14. Make sure nothing else starts wpa_supplicant

Comment out most of /etc/network/interfaces since connman will be managing our network connections.

# interfaces(5) file used by ifup(8) and ifdown(8)

# Please note that this file is written to be used with dhcpcd
# For static IP, consult /etc/dhcpcd.conf and 'man dhcpcd.conf'

# Include files from /etc/network/interfaces.d:
source-directory /etc/network/interfaces.d

auto lo
iface lo inet loopback

# iface eth0 inet manual

# allow-hotplug wlan0
# iface wlan0 inet manual
#     wpa-conf /etc/wpa_supplicant/wpa_supplicant.conf

# allow-hotplug wlan1
# iface wlan1 inet manual
#     wpa-conf /etc/wpa_supplicant/wpa_supplicant.conf

15. Override default connman service to start with --no-proxy flag

Without this, connman interferes with bind and things don't work.

Connman installs its own service file in /lib/systemd/system/connman.service. Make a copy in /etc/systemd/system/ to override it:

$ sudo cp /lib/systemd/system/connman.service /etc/systemd/system/

Then edit the copied file to add the --nodnsproxy flag to the line that starts with ExecStart=/usr/sbin/connmand -n.

I'd also change the line to output logging to the system log:

StandardOutput=syslog
SyslogIdentifier=connman

The edited file should look like this:

[Unit]
Description=Connection service

[Service]
Type=dbus
BusName=net.connman
Restart=on-failure
ExecStart=/usr/sbin/connmand -n --nodnsproxy
StandardOutput=syslog
SyslogIdentifier=connman

[Install]
WantedBy=multi-user.target

16. Start resin-wifi-connect service on boot

Jessie comes with systemd as the way of starting and stopping applications.

Create a file named resin-wifi-connect.service in /etc/systemd/system/. You can use nano to do this:

sudo pico /etc/systemd/system/resin-wifi-connect.service

Paste the following contents into the file:

[Unit]
Description=Configure wifi
Requires=connman.service dhcpcd.service
After=connman.service dhcpcd.service

[Service]
WorkingDirectory=/home/pi/resin-wifi-connect
ExecStart=/home/pi/resin-wifi-connect/start
Restart=on-failure
StandardOutput=syslog
SyslogIdentifier=resin-wifi-connect
Type=idle

[Install]
WantedBy=multi-user.target

17. Make the startup script editable

chmod +x /home/pi/resin-wifi-connect/start

Finally, enable the new service so that it runs every time the Pi starts up.

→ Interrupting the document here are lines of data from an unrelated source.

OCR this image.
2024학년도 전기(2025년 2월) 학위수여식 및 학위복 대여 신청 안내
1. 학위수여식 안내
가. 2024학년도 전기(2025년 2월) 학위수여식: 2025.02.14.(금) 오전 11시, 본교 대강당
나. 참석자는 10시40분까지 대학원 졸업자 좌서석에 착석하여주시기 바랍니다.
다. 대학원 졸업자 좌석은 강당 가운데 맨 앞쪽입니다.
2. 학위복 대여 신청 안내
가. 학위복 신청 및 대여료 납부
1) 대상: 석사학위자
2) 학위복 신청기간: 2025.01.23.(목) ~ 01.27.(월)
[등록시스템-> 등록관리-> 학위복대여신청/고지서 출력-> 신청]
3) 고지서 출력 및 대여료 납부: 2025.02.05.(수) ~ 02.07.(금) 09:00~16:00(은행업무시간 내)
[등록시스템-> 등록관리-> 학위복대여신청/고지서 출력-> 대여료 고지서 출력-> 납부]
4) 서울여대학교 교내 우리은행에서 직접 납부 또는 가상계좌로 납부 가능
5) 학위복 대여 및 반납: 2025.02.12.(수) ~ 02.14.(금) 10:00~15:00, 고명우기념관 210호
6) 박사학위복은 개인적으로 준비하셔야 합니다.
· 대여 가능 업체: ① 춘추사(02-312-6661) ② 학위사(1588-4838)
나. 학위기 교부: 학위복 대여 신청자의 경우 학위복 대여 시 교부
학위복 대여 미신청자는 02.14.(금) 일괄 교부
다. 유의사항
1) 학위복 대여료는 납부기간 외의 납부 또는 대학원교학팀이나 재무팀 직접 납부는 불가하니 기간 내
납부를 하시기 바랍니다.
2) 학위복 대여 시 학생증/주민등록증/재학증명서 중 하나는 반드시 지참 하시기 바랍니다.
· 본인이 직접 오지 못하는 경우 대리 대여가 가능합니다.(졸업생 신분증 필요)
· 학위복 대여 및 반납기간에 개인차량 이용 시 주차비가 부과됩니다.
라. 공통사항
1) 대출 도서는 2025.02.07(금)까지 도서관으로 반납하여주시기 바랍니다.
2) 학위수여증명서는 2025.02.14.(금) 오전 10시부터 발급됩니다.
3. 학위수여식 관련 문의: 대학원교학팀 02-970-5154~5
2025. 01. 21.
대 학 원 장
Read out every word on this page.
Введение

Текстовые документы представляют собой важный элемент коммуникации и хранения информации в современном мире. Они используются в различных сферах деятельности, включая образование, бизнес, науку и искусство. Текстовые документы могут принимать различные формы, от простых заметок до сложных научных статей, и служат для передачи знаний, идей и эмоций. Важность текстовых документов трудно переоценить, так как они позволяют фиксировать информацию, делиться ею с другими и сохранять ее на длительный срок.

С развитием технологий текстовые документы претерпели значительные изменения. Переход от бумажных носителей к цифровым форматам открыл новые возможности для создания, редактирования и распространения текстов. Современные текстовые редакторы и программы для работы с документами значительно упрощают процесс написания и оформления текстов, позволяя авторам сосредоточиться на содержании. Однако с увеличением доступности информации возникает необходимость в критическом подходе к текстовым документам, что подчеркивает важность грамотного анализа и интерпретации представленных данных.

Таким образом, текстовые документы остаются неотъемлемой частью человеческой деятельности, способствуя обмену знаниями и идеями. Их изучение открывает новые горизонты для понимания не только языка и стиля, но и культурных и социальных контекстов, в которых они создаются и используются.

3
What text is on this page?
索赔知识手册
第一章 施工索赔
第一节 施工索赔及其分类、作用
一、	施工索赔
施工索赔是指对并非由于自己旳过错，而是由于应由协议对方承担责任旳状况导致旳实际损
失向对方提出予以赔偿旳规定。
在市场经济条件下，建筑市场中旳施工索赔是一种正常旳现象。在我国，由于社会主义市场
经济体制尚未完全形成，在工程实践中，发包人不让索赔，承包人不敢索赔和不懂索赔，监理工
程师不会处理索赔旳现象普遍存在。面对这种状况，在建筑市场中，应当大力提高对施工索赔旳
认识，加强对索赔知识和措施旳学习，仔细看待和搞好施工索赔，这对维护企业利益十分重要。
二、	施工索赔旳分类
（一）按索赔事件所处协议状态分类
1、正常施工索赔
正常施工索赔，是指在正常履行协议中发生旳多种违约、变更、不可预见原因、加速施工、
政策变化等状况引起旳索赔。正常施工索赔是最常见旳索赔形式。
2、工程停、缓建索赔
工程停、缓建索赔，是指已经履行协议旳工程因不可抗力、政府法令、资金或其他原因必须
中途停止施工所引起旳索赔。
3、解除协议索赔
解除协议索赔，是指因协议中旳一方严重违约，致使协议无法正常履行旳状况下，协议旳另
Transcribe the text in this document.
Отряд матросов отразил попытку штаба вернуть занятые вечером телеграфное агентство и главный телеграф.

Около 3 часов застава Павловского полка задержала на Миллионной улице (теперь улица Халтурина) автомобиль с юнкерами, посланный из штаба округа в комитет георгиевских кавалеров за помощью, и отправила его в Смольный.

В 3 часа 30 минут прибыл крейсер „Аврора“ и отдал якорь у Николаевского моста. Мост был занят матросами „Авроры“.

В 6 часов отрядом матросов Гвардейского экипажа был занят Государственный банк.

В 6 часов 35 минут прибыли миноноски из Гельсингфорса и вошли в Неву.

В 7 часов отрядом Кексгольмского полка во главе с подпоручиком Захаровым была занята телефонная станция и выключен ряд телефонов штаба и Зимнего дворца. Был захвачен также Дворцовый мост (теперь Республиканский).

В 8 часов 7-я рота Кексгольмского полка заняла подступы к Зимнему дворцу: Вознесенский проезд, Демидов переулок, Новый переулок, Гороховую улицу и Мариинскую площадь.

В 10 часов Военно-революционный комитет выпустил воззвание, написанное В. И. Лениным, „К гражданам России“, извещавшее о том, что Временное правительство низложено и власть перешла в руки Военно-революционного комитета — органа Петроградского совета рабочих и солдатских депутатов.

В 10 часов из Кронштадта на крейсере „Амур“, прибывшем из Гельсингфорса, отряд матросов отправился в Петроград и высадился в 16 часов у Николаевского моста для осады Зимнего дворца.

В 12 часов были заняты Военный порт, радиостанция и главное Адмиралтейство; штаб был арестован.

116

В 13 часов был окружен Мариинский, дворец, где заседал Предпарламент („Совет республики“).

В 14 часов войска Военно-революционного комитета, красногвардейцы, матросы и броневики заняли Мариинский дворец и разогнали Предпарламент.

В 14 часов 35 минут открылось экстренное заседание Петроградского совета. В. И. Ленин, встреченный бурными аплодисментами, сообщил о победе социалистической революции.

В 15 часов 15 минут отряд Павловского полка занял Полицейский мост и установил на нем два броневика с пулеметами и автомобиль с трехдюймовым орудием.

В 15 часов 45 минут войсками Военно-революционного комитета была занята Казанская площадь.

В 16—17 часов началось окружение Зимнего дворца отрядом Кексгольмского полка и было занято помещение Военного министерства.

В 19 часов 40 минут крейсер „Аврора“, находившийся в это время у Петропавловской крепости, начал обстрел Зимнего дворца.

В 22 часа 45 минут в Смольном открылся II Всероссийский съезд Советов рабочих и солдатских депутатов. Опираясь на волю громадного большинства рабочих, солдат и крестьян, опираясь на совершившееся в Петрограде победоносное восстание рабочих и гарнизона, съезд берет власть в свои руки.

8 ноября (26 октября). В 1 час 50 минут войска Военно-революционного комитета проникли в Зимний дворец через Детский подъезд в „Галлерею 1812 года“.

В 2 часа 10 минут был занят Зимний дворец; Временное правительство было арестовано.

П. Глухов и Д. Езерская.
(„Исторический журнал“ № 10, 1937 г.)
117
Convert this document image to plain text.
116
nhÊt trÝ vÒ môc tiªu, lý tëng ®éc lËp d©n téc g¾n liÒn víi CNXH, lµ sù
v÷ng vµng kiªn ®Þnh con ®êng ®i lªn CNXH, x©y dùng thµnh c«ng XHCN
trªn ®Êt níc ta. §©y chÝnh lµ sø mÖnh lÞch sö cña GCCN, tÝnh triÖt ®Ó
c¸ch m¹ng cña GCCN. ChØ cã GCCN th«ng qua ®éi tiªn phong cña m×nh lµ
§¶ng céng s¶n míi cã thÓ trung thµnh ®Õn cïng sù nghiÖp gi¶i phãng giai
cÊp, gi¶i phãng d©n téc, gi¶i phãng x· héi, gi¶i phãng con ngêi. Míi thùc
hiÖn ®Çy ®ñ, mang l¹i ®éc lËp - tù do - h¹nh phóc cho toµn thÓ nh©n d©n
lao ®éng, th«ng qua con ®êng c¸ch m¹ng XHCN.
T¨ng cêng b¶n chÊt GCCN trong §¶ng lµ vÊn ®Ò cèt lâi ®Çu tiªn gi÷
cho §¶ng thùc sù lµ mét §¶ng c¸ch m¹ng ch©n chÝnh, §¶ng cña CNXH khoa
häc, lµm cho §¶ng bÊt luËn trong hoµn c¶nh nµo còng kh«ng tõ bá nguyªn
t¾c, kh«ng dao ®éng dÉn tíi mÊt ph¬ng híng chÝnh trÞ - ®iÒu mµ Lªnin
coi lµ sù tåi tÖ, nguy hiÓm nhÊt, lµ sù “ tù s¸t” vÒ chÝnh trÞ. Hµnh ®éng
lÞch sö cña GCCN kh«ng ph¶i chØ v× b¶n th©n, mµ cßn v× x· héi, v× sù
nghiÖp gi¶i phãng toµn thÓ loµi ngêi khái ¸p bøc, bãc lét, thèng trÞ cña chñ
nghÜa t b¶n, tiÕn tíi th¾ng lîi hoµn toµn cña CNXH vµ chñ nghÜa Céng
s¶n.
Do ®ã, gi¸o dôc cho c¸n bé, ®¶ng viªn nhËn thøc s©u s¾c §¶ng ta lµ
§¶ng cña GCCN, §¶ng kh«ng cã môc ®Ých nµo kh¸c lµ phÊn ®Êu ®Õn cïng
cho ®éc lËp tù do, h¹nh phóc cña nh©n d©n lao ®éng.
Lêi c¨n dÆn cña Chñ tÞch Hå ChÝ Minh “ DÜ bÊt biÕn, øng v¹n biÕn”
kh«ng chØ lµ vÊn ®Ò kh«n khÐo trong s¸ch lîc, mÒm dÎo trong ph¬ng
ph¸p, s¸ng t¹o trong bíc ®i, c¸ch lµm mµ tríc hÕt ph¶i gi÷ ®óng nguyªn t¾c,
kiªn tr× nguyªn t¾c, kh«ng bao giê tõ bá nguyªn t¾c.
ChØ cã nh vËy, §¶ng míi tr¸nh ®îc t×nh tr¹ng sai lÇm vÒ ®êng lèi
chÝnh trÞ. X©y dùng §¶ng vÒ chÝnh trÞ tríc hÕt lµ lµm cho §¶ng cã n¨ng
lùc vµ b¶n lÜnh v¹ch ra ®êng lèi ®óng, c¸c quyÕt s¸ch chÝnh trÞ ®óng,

sudo systemctl enable resin-wifi-connect

That's it!

Phew! When you restart your Pi and it can't connect to wifi then it will create a network called ResinAP with whatever password you specified in ~/resin-wifi-connect/src/wifi.json. Connecting the network will open a page where you can configure the wifi credentials the Pi should join.

The resin-wifi-connect service will exit when it successfully connects to a wifi network. So, to go through the process again, you just need to reboot your Pi.